Technology is at the forefront of senior living solutions, from next generation remote health monitoring apps to wearables that can detect and predict falls among seniors.The need for these innovative solutions are expected to boom over the next few years, with the total market opportunity estimated to be $279 billion, according to a recent study from AARP and Parks Associates.
The Caregiving Innovation Frontiers (CIF) study found that an estimated 117 million Americans will need assistance of some kind by 2020, but the number of unpaid caregivers is only expected to reach 45 million in the same year. These unpaid caregivers are avid for solutions to assist them, and tech entrepreneurs already are stepping up to the plate.
While the AARP report focused mainly on the needs of unpaid caregivers, senior living providers well know that they too stand to benefit from innovations that can improve care and increase business efficiency.
This huge demand represents a $279 billion revenue opportunity over the next four years across six different business areas identified in the study, with 80% of spending being out-of-pocket costs. Technology solutions and remote health monitoring systems that enable family caregivers could provide key relief, according to the report.
“The physical, mental and financial burden on family caregivers are real and their sacrifice for loved ones were aggravated by lack of well-designed decision support tools and shortage of effective task management solutions in the past,” Harry Wang, director of mobility and digital health at Parks Associates, said in a statement. “Fortunately, the tech industry has been mobilized and this report shines the light into caregiver needs areas where critical innovations and breakthrough business models are immediately needed.”

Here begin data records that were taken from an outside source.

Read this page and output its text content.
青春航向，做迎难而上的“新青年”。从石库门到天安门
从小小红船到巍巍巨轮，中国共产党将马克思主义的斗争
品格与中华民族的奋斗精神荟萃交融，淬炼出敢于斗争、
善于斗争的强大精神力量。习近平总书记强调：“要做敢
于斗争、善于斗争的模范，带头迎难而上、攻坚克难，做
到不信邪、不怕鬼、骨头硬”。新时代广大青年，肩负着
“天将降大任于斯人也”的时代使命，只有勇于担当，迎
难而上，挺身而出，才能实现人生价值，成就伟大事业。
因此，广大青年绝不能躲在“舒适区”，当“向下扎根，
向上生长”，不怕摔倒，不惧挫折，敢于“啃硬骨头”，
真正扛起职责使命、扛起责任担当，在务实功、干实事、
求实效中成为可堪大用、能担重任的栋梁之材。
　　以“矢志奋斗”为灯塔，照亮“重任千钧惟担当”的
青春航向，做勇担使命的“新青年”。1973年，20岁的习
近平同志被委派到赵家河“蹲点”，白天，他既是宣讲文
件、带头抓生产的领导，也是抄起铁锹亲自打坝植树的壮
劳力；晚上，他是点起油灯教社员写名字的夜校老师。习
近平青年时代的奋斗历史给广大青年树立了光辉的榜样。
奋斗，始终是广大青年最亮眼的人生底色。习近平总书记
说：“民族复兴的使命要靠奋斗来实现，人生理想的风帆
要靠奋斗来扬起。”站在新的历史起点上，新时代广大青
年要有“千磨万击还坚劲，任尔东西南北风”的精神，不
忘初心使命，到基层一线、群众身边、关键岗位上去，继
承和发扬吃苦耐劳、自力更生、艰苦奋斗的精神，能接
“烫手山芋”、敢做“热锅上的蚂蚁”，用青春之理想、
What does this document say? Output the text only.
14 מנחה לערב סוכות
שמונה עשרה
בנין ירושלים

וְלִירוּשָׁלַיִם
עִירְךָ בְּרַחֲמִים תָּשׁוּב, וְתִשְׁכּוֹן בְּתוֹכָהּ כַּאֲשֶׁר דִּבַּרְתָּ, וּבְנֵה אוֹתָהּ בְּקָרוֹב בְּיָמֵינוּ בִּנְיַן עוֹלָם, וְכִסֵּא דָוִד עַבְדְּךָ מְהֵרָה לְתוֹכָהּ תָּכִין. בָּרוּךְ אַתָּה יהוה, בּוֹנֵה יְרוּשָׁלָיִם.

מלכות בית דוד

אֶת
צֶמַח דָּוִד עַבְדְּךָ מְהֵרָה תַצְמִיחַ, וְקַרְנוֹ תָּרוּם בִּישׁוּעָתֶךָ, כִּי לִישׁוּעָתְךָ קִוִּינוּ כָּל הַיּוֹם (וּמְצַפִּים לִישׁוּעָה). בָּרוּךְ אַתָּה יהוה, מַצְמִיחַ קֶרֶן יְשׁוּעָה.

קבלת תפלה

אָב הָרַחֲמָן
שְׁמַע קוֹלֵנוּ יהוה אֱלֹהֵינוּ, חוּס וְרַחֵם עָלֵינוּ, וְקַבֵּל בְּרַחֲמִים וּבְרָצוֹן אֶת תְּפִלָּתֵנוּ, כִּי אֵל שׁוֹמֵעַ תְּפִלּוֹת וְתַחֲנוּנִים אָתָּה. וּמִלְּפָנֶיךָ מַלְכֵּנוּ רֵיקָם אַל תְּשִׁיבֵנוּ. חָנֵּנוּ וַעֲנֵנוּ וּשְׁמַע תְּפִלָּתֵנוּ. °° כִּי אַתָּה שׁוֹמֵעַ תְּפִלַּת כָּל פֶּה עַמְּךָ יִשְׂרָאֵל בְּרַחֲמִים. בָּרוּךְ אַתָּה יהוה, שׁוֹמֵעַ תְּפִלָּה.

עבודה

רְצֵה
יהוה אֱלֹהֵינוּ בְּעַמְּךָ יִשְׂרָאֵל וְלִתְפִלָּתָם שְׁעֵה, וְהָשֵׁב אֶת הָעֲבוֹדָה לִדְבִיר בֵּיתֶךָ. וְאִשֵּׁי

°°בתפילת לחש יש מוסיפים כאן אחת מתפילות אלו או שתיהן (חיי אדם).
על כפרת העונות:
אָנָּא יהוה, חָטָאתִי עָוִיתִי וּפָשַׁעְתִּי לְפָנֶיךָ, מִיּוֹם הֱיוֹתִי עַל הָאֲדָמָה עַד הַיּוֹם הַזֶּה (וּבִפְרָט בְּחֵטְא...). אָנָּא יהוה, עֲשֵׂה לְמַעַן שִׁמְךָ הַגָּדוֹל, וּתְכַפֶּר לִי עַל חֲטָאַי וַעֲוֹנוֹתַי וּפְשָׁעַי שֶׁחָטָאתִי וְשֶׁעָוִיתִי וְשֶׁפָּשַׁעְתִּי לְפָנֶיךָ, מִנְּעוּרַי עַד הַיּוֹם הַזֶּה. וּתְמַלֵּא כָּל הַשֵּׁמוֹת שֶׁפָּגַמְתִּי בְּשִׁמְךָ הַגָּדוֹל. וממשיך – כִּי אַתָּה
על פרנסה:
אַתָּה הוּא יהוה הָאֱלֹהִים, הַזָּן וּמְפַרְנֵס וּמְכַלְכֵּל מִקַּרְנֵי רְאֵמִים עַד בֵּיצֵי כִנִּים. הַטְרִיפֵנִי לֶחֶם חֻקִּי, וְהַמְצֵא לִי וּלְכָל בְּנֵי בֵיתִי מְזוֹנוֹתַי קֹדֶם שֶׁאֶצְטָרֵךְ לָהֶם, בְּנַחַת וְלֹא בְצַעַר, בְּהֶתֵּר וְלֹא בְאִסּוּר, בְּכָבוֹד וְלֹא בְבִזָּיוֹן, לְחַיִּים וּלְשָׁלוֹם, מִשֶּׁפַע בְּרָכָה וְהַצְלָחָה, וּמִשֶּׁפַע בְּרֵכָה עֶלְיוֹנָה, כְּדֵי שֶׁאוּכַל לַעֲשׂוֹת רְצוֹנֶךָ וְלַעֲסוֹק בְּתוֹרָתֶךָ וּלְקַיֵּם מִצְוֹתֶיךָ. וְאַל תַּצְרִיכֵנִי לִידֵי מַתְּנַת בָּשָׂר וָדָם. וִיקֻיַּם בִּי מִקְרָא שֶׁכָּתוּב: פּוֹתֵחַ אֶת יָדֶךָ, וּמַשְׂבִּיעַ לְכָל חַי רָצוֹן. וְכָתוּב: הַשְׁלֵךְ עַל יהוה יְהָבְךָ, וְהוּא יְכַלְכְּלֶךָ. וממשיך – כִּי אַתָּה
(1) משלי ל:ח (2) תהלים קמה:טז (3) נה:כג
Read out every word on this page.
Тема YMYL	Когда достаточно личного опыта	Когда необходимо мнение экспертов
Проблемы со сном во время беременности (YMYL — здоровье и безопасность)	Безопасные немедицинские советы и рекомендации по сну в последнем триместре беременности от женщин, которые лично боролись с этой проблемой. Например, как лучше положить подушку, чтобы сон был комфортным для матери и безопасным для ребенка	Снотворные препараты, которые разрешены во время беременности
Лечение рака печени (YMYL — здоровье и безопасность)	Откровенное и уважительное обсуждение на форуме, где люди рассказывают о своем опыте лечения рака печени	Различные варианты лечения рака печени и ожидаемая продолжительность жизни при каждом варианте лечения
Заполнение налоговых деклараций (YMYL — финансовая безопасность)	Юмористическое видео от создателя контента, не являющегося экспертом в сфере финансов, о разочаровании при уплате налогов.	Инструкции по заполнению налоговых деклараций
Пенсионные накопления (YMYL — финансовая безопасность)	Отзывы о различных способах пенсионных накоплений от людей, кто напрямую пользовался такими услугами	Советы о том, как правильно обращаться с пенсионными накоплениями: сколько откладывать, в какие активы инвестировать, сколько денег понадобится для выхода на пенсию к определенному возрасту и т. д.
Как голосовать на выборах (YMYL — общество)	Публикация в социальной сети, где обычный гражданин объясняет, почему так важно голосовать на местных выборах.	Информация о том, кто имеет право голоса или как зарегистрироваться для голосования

The CIF report outlined six areas for business opportunities, with huge potential for revenue grabs. Technology represents an opportunity across all the service areas, according to AARP. The majority of family caregivers—67% of them—want to use technology to monitor their loved one’s health and safety, but only about 10% are doing so.
“This market is ripe for disruption,” Jody Holtzman, senior vice president of enterprise strategy and innovation with AARP, said in a press release. “It is in full alignment with AARP’s social mission to enhance the quality of life for people 50-plus, as it pertains to caregivers as well as those receiving care. Caregiving tech is a huge growth opportunity that can help us bridge this ‘needs gap’ and deliver better, more relevant products to improve people’s lives.”
The biggest category was within day-to-day living activities, such as meals, home and personal care, home repair, delivery and transportation. The report estimated the opportunities in this area could exceed $200 billion.
Other areas include health and safety awareness; care coordination; transition support; social well-being; and caregiver quality of life. The report also noted that caregivers can have a great influence on the purchase of all the offerings across the service areas identified and are often responsible for the direct purchase of some products, such as medication management apps. By tapping into the needs of caregivers, businesses entering the space face a growing demand with exciting opportunities, the report concluded.
Future is Now
The caregiving market opportunity will reach $72.2 billion in 2022, AARP projected, but already demand is significant—the 2016 market represents a $42.9 billion opportunity, according to the report. And as demonstrated by the array of innovations displayed at last week’s Consumer Electronics Show (CES) in Las Vegas, tech companies already are bringing a variety of solutions to the market.
Examples of technology relevant to the senior living industry that were featured at 2016 CES include:
VitalSnap: A new mobile technology launched by Validic, a digital health platform connecting health care organizations to data generated by consumer and clinical health technologies, VitalSnap enables users to record health data from a personal device via their smartphone camera. This data can then be delivered to health care organizations.
Digitsole: The first-of-its-kind connected and interactive insole, Digitsole is designed to keep the wearer’s feet warm, with the ability to change temperature via smartphones. The gadget tracks activity, as well.
Smart SPOON and FORK, Smart CUP: Developed by GYENNO, the so-called Smart SPOON and FORK counteract hand tremors from Parkinson’s Disease and other conditions and collect data about the patient’s tremors. Meanwhile, the GYENNO Smart CUP incorporates an LCD screen that allows the drinker to customize and monitor drinking plans and set reminders to stay hydrated.
Lively Wearable: This activity wristband detects falls and includes an emergency response button to call for help, immediately notifying family members or caregivers.